Sunday, January 25, 2009

Weather Punishes Euskal Herria

The reports about the storm that hit Western Europe keep mentioning Spain and France, well, as it happens, Euskal Herria is wedged between these two states so yes, the storm did created some havoc in the land of the Basques.

Here you have this note from Google News:

Hurricane-force winds kill 15 in Spain, France

BARCELONA, Spain (AFP) — Hurricane-force winds lashed Spain and France Saturday, killing at least 15 people including four children when part of a sports hall collapsed, while over a million were left without power.

High winds, gusting up to 150 kilometres an hour (95 miles per hour) in northern Spain, brought down part of a sports hall in Sant Boi de Llobregat, near Barcelona, a regional government spokeswoman said, killing the four children and injuring nine.

Spanish media reported the children had been playing baseball outside but took shelter in the building.

"It seems that the roof shifted and brought down part of the wall," the spokeswoman said.

Meanwhile French forecasters warned the storms could be as ferocious as the tempest in 1999, which uprooted millions of trees, although over a "more limited geographical area."

They reported record-breaking winds, reaching 184 kilometres an hour at Perpignan, and sounded a red alert across nine departments for the first time, though they reduced it to one later in the day.

The winds caused widespread disruption in both countries, with some 1.3 million homes experiencing power cuts in France, according to electricity grid operator ERDF, and tens of thousands in Spain also without power as high voltage lines were brought down.

The weather also wreaked havoc on the roads, with fallen trees hampering engineers struggling to restore power. French Interior Minister Michele Alliot-Marie said 715 additional staff had been sent to the region to assist.

"It's the apocalypse," said Peio Poueyts, in the tourism office in the French city of Biarritz on the Atlantic coast, where 135 kilometre-per-hour winds were reported.

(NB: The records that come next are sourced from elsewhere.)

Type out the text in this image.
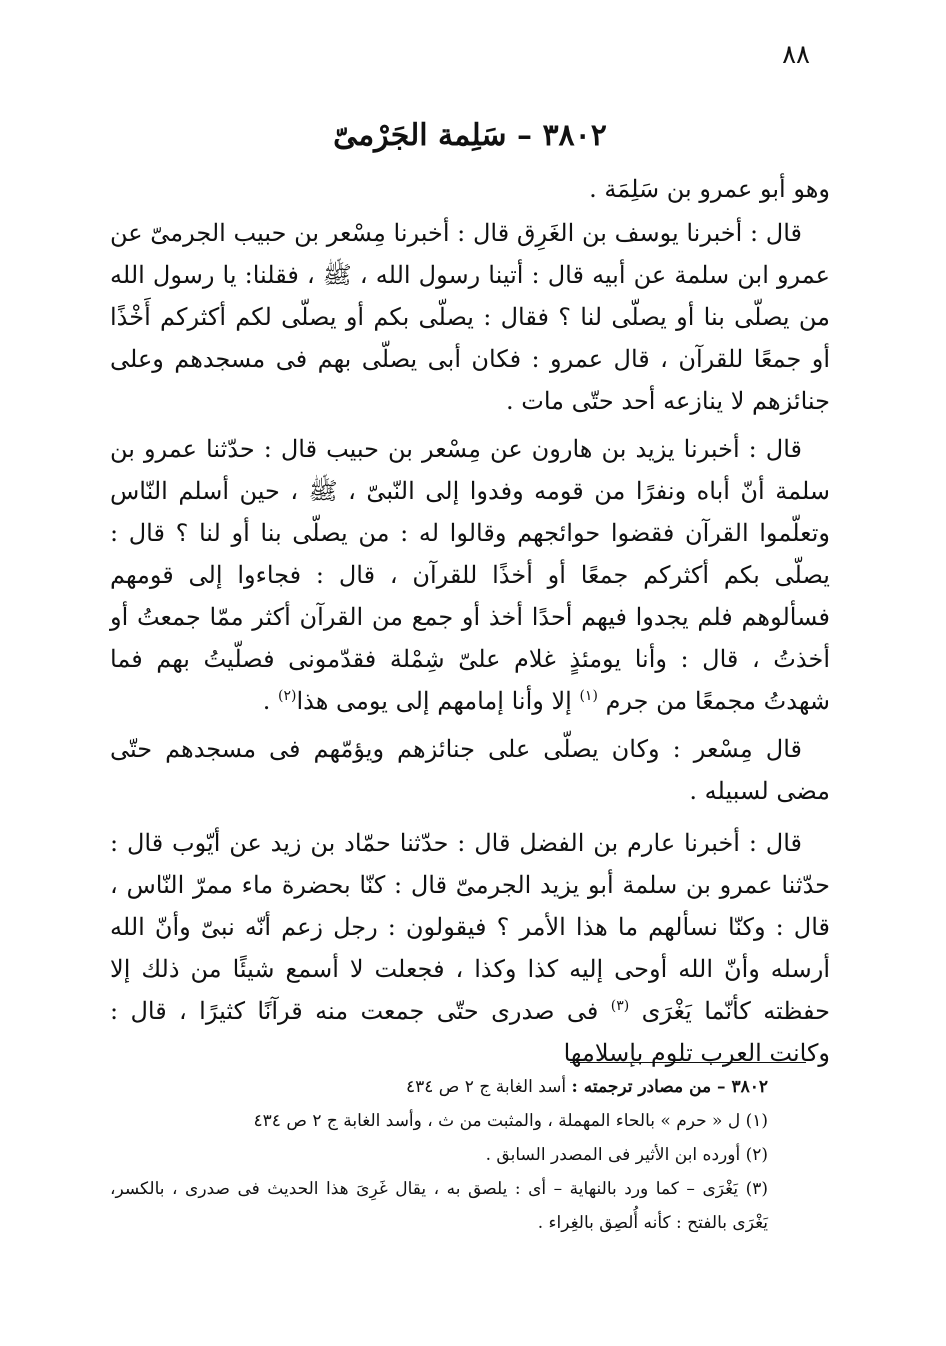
٨٨
٣٨٠٢ – سَلِمة الجَرْمىّ
وهو أبو عمرو بن سَلِمَة .
قال : أخبرنا يوسف بن الغَرِق قال : أخبرنا مِسْعر بن حبيب الجرمىّ عن عمرو ابن سلمة عن أبيه قال : أتينا رسول الله ، ﷺ ، فقلنا: يا رسول الله من يصلّى بنا أو يصلّى لنا ؟ فقال : يصلّى بكم أو يصلّى لكم أكثركم أَخْذًا أو جمعًا للقرآن ، قال عمرو : فكان أبى يصلّى بهم فى مسجدهم وعلى جنائزهم لا ينازعه أحد حتّى مات .
قال : أخبرنا يزيد بن هارون عن مِسْعر بن حبيب قال : حدّثنا عمرو بن سلمة أنّ أباه ونفرًا من قومه وفدوا إلى النّبىّ ، ﷺ ، حين أسلم النّاس وتعلّموا القرآن فقضوا حوائجهم وقالوا له : من يصلّى بنا أو لنا ؟ قال : يصلّى بكم أكثركم جمعًا أو أخذًا للقرآن ، قال : فجاءوا إلى قومهم فسألوهم فلم يجدوا فيهم أحدًا أخذ أو جمع من القرآن أكثر ممّا جمعتُ أو أخذتُ ، قال : وأنا يومئذٍ غلام علىّ شِمْلة فقدّمونى فصلّيتُ بهم فما شهدتُ مجمعًا من جرم $^{(١)}$ إلا وأنا إمامهم إلى يومى هذا$^{(٢)}$ .
قال مِسْعر : وكان يصلّى على جنائزهم ويؤمّهم فى مسجدهم حتّى مضى لسبيله .
قال : أخبرنا عارم بن الفضل قال : حدّثنا حمّاد بن زيد عن أيّوب قال : حدّثنا عمرو بن سلمة أبو يزيد الجرمىّ قال : كنّا بحضرة ماء ممرّ النّاس ، قال : وكنّا نسألهم ما هذا الأمر ؟ فيقولون : رجل زعم أنّه نبىّ وأنّ الله أرسله وأنّ الله أوحى إليه كذا وكذا ، فجعلت لا أسمع شيئًا من ذلك إلا حفظته كأنّما يَغْرَى $^{(٣)}$ فى صدرى حتّى جمعت منه قرآنًا كثيرًا ، قال : وكانت العرب تلوم بإسلامها
٣٨٠٢ – من مصادر ترجمته : أسد الغابة ج ٢ ص ٤٣٤
(١) ل « حرم » بالحاء المهملة ، والمثبت من ث ، وأسد الغابة ج ٢ ص ٤٣٤
(٢) أورده ابن الأثير فى المصدر السابق .
(٣) يَغْرَى – كما ورد بالنهاية – أى : يلصق به ، يقال غَرِىَ هذا الحديث فى صدرى ، بالكسر، يَغْرَى بالفتح : كأنه أُلصِق بالغِراء .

Train, bus and rail transportation were cancelled and many of Biarritz's stores were shuttered up.

French President Nicolas Sarkozy announced he would visit the region on Sunday.

Apart from the children in the Spanish sports hall, a 52-year-old woman died in Barcelona late on Friday night when she was crushed by a collapsed wall. Another woman died Saturday in the northern Castilla-Leone region when a door, lifted by the winds, crashed into her.

In Galicia, in northwestern Spain, a civil guard sergeant was killed by a falling tree as he was directing traffic.

In the southeastern Spanish province of Alicante, a 51-year-old man was also killed by a collapsing wall, while one of six seamen rescued from their Portuguese cargo ship by helicopter off Galicia died, media reported.

The death toll also included a municipal employee near Barcelona and a 60-year-old man in Spain's Catalonia province.

Four people died in southwestern France, including two drivers who were killed by falling trees in the Landes department. A 78-year-old also died when he was hit by flying debris outside his home, local authorities said.

Meanwhile, a 73-year-old women died in the southwestern Gironde department when the storm cut electricity powering her breathing machine.

In Spain's northern Basque country, waves as high as 21.5 metres (70 feet) were recorded off Cape Matxitxako, according to a spokesman for the regional interior ministry. Dozens of people had to be evacuated from the area after wind blew the roofs from their homes.

Some 14,000 people were also evacuated in the Alicante region due to a forest fire apparently touched off by a downed cable.

Flights were disrupted across northern Spain from Bilbao in the Basque Country to Ibiza in the Balearic Islands, while train travel was also disrupted.

Most ski stations in the Pyrenees mountains closed due to the risk of avalanches.

Air France cancelled domestic flights passing through the affected zone, and all rail traffic was halted in the Midi-Pyrenees region, mainly because of fallen trees on the tracks.

Authorities said Bordeaux airport and the Aquitaine bridge across the Gironde river were closed, and flights were also suspended at Toulouse airport, though they resumed later Saturday.

However rail operator SNCF said there would be no trains in the region before Sunday.

Separately, avalanches in Scotland and France killed five people with three other lives seriously endangered in the French Alps.